Here are three sustainable solutions and specific actions that organizations should be considering for the immediate future:
- Conservation measures should be the first area organizations look to when working towards reducing natural gas dependence.
- Start by understanding where and when energy is being used in your organization’s various facilities and processes.
- Conduct studies on existing building commissioning and processes to identify energy inefficiencies in your facilities and process improvements.
- Identify areas to improve your overall operations through energy-efficient retrofits or minimizing the amount of heat lost through your building envelope.
- The lowest cost solution to reducing natural gas costs and carbon outputs is to reduce energy consumption and encourage conservation and increased efficiencies.
- Ontario’s electricity grid has a relatively low carbon intensity when compared to other regions and can be a good alternative to natural gas use.
- Electrification of a facility can be costly. It may require new equipment and upgrades to a facility’s electrical infrastructure to ensure that it can handle the additional load required.
- Geothermal ground source heat pumps offer an alternative for heating and cooling buildings and can provide a significant reduction in emissions.

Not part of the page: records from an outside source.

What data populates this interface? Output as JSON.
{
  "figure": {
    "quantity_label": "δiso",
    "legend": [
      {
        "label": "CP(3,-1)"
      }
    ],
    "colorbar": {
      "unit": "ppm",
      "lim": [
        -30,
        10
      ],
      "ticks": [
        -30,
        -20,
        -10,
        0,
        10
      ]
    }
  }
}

- Heat pump technology has been advancing, and new heat pump models are now able to handle colder climates.
- There are government programs and funding structures available that can make heat pumps an attractive option for reaching long-term net zero goals.
- Organizations should work with an independent advisor to identify the various direct and indirect costs associated with electrification.

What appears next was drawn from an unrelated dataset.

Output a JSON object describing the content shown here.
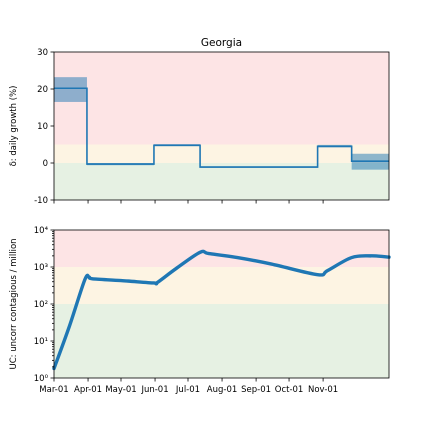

Renewable Natural Gas (RNG)
- Also referred to as biomethane or upgraded biogas, RNG is a sustainable alternative to conventional natural gas as it’s created using a variety of feedstocks including landfills, animal manure, food scraps, and wastewater sludge.
- When procuring RNG, organizations should understand the source of the feedstock and the carbon intensity of the gas being purchased. The carbon intensity levels can differ depending on the feedstock used.
- According to the World Resources Institute, landfill RNG has an average carbon intensity of approximately 50 g CO2e/MJ, and RNG produced using animal manure has an average carbon intensity of approximately -310 g CO2e/MJ. In comparison, liquified natural gas (LNG) has an approximate carbon intensity of 84 g CO2e/MJ.
- Greenhouse gas emissions-related benefits associated with RNG production and use primarily stem from:
- Avoiding greenhouse gas emissions that would otherwise occur under typical waste management practices (e.g., methane emissions from uncovered manure in uncovered lagoons)
- Displacing fossil fuel use
- There is a high demand for RNG, and as such sources can be difficult to find and may require a long-term purchase agreement directly with a producer.
- Availability is increasing as the market matures and it is becoming easier to procure.
Other approaches to consider include the adoption of renewable energy sources such as solar and wind power, which offer clean and abundant alternatives to natural gas for electricity generation. Organizations are also exploring the potential of biofuels and hydrogen as greener substitutes in specific applications where natural gas is traditionally used.
Coupled with robust energy management strategies, these sustainable solutions not only help reduce greenhouse gas emissions but also contribute to long-term cost savings, resilience, and a more sustainable future for organizations and the planet as a whole.